Benghazi and the rebellion were hanging by a thread. If Libya's second-largest city fell back in the hands of Qaddafi loyalists, the resolve of Libya’s rebellion would probably fall with it.
"So, we’re being abandoned after all,” said one young rebel as terrified residents poured out of a checkpoint on the eastern outskirts of town.
But then came the roar of French jets, followed by 112 Tomahawk missiles fired by US and British forces crippling Qaddafi's defenses and air capabilities – and staving off the likely execution for dozens of rebel leaders.
Allies strike in the nick of time
Beginning Saturday afternoon and extending beyond this Sunday morning, dozens of international sorties flew over Libya and targeted the army Qaddafi sent to retake Benghazi.
Sunday, at least a dozen of his tanks, armored personnel carriers, and the countless civilian cars he used to transport troops were smoldering hulks on the the road from Benghazi to Ajdabiya, and the pendulum here had once again swung back – for what felt like the fourth time in a week – from despair to joy.
At the western outskirts of Benghazi today, as many residents who had fled returned home, a celebrating group of young men had set a dog astride a donkey.“That’s Qaddafi,” says a grinning young man, pointing at the larger animal, “and that’s his owner,” he says, pointing at the dog.
On the road toward Adjabiya, Benghazi residents came to see the wreckage, celebrate, and pose children in front of the remains of Qaddafi's tanks for the family scrapbook.
The international community has now taken a decisive role in Libya’s civil war, despite the statements of US Joint Chiefs of Staff Chairman Adm.
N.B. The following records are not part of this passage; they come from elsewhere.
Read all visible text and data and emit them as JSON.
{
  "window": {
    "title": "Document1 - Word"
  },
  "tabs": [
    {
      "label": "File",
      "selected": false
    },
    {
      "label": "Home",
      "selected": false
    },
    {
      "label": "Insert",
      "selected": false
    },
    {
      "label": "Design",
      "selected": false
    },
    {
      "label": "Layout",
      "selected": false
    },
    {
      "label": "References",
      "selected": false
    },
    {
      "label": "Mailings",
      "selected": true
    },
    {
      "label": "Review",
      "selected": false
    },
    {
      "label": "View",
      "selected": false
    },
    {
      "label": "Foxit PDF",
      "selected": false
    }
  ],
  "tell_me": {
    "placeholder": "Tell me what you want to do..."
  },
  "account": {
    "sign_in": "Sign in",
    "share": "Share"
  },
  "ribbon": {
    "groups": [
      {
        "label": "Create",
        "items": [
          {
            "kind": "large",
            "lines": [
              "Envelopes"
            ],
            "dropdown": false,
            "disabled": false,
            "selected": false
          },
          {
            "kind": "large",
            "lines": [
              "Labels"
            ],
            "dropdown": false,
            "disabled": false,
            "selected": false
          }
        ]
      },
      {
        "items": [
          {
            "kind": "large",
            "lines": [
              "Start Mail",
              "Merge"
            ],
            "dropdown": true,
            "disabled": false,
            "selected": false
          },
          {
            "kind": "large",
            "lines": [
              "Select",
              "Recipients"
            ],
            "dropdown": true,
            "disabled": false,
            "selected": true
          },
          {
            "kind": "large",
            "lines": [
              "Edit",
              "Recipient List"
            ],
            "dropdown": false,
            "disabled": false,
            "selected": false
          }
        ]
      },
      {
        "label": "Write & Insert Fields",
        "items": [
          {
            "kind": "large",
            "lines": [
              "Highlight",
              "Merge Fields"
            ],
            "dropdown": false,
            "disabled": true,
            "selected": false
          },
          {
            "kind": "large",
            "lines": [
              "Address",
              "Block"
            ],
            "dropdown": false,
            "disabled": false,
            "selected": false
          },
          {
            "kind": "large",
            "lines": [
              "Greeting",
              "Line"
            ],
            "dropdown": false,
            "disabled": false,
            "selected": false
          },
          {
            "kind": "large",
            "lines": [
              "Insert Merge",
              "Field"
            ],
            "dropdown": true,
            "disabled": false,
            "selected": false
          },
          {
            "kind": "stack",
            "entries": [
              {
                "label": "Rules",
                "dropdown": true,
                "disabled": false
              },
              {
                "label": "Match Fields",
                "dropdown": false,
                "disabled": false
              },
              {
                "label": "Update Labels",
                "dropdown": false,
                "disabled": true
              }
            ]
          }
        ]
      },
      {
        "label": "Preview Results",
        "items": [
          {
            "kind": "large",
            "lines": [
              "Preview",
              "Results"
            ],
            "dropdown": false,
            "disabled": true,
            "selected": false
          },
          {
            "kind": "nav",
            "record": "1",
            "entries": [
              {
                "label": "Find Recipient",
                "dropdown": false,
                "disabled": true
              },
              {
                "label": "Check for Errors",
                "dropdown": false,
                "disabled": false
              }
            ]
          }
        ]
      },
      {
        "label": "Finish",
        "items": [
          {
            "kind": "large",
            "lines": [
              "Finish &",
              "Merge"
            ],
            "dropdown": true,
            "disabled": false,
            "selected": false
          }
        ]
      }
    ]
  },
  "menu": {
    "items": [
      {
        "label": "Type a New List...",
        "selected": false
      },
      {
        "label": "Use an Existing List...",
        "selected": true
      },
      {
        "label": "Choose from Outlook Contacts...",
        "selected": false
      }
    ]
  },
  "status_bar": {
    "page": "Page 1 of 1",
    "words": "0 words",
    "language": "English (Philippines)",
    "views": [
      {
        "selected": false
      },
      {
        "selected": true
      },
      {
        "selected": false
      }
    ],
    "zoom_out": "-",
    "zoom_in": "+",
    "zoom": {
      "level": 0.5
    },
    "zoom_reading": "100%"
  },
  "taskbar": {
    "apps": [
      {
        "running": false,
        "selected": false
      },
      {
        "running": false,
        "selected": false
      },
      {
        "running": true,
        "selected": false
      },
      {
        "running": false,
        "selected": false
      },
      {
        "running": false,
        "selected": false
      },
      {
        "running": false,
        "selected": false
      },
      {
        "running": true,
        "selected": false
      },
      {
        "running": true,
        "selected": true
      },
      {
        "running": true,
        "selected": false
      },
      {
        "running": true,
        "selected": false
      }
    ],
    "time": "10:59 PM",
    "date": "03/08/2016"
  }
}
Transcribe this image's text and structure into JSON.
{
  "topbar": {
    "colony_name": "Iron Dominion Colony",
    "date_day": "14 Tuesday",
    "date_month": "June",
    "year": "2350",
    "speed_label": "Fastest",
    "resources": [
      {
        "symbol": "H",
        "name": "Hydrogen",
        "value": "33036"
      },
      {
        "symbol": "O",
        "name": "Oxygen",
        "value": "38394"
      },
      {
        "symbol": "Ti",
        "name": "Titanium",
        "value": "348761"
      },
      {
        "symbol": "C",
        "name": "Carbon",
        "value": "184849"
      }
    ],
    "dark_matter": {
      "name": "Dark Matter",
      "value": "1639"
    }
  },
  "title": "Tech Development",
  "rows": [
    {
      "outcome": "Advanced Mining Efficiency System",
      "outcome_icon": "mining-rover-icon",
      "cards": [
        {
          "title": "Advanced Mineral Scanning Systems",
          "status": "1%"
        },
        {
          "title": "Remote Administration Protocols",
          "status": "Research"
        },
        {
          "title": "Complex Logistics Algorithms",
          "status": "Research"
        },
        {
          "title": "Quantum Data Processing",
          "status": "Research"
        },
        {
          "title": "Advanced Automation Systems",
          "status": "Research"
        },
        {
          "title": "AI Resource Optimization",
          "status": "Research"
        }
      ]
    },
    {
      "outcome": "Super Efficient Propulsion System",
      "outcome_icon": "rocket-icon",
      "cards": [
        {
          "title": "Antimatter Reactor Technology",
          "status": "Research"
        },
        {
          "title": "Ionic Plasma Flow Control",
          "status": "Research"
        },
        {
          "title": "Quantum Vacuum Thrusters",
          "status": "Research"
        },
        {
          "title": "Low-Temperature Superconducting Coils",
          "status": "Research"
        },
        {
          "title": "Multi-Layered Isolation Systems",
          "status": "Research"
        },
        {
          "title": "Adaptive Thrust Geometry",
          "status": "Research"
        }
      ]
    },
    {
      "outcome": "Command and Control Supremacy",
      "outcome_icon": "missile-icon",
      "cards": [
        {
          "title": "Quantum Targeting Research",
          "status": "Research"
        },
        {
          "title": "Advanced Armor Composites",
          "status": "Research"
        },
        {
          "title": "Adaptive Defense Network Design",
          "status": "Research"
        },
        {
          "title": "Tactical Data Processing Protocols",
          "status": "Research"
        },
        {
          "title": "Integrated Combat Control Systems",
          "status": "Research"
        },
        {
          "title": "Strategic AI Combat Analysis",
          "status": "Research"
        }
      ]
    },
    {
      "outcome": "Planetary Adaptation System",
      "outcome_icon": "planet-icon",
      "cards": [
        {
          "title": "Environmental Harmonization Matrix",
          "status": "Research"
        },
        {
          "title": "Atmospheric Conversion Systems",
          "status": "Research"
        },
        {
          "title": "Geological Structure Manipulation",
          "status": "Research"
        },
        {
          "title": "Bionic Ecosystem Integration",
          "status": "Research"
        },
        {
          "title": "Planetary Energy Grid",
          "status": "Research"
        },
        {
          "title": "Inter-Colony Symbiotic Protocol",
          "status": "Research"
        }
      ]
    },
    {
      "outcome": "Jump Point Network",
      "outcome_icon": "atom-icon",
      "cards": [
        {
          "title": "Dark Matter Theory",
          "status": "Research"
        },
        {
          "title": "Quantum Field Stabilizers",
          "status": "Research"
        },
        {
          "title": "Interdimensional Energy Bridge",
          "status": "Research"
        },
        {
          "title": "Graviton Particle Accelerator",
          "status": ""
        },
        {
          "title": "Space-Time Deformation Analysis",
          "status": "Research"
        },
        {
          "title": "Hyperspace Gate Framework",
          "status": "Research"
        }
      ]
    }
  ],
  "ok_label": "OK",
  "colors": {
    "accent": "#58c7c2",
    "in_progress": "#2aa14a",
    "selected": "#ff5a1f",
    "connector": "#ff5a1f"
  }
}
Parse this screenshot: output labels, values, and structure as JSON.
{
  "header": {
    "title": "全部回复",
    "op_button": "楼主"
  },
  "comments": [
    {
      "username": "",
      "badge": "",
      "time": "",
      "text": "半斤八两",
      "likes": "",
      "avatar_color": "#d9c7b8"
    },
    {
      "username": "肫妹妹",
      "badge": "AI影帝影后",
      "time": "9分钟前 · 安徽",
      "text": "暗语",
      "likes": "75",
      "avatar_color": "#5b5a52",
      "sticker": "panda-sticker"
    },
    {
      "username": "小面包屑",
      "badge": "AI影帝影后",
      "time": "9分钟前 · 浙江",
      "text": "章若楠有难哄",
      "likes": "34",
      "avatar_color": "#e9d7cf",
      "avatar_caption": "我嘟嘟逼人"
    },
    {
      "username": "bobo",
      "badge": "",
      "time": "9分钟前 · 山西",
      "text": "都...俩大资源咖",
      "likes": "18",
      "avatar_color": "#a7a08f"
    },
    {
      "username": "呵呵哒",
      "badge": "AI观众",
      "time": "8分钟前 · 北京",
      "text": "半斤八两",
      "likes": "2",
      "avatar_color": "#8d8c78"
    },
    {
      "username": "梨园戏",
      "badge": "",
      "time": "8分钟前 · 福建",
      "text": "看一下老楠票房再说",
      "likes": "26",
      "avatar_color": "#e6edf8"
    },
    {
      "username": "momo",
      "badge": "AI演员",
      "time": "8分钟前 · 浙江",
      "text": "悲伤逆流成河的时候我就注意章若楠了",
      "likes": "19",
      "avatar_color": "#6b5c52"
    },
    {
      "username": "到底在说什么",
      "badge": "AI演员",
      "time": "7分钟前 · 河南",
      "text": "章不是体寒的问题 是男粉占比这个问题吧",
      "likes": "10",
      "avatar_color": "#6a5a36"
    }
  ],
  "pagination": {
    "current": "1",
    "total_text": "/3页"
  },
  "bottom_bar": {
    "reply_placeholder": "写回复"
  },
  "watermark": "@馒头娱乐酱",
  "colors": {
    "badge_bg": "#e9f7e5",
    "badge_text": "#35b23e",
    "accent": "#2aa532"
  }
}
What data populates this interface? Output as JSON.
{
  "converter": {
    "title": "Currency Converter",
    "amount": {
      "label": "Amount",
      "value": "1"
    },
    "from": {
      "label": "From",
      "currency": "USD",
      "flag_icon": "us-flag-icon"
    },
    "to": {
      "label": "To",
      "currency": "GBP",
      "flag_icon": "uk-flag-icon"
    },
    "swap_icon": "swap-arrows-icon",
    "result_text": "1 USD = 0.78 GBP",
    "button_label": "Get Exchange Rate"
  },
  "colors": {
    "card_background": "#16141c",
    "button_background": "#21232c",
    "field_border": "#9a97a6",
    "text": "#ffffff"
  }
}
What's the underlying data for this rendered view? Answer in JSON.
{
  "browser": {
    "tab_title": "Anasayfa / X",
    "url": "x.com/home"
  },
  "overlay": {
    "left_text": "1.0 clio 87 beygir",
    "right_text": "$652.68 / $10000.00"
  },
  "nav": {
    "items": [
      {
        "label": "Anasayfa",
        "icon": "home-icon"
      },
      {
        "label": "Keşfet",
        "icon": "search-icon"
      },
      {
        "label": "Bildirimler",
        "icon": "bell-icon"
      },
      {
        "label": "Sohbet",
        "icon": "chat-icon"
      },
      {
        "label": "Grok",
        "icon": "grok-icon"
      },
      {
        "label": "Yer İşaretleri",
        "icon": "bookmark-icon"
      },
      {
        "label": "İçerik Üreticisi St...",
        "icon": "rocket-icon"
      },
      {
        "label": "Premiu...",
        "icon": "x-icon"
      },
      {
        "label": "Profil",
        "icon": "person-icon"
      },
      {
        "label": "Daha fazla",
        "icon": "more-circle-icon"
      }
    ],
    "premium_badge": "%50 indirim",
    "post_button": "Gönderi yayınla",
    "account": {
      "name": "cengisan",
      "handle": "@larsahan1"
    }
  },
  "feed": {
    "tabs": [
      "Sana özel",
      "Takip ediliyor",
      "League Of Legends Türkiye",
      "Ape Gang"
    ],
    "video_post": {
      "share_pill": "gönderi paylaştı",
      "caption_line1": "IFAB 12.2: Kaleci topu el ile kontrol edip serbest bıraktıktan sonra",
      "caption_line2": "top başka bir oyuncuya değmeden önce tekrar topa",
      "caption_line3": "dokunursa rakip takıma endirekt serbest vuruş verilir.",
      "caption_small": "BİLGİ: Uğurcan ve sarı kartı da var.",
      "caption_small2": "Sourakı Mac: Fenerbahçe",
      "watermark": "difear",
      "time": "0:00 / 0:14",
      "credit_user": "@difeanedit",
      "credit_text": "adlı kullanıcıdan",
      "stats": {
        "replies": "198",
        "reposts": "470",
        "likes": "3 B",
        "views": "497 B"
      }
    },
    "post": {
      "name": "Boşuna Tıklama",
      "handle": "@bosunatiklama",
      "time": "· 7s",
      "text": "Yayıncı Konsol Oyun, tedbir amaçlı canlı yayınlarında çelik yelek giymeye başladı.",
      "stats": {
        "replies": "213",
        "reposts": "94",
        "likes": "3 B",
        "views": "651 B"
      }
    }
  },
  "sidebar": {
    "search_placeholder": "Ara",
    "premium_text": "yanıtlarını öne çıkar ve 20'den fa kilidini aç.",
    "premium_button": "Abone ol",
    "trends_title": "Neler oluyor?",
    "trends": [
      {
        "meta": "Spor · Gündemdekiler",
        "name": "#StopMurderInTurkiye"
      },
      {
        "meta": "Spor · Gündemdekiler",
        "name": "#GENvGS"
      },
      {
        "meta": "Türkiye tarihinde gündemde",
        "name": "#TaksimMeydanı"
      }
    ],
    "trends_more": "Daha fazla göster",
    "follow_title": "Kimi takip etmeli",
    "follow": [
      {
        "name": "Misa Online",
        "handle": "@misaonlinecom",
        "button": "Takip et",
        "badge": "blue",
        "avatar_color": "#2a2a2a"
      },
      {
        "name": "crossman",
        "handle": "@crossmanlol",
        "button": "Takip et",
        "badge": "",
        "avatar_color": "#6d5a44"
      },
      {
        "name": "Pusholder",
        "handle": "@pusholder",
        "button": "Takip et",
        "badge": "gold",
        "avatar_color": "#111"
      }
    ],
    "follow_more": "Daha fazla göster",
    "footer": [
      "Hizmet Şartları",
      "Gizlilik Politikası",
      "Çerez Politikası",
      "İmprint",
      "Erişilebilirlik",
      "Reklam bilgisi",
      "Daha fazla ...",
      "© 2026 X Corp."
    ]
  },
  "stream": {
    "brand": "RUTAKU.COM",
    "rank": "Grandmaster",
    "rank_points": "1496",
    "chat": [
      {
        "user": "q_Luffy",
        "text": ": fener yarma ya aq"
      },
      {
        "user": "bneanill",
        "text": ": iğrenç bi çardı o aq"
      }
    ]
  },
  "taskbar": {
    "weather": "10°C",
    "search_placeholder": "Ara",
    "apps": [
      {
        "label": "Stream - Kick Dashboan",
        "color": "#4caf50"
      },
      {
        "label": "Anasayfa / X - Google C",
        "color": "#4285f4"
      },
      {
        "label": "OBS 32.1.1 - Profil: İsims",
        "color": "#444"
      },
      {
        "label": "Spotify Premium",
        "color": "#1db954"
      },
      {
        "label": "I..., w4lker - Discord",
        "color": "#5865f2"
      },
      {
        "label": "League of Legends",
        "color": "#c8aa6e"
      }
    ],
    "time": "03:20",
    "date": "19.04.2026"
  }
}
Mike Mullen and other Western officials that this is only about civilian protection, not regime change.
In Benghazi today, the leaders of the rebel’s ragtag army were drawing up plans for how to move west, and civilian leaders were once again confidently predicting Qaddafi’s demise.
Mustafa Gheriani, the spokesman for the rebels transitional government in Benghazi, says their forces were sweeping up scattered bands of Qaddafi’s troops in the city throughout the day.
To be sure, there remain military challenges that international airpower will not easily be able to address. There were multiple accounts of dead Qaddafi fighters found wearing civilian clothing under their fatigues – and in some neighborhoods, residents reported finding discarded military uniforms.
That implies that some Qaddafi loyalists have secreted themselves within Benghazi and blending with the local population. It would not be hard to pick up a rifle and pose as a volunteer with the rebel militia, which still has little and command and control from officers, and pass intelligence back to Tripoli.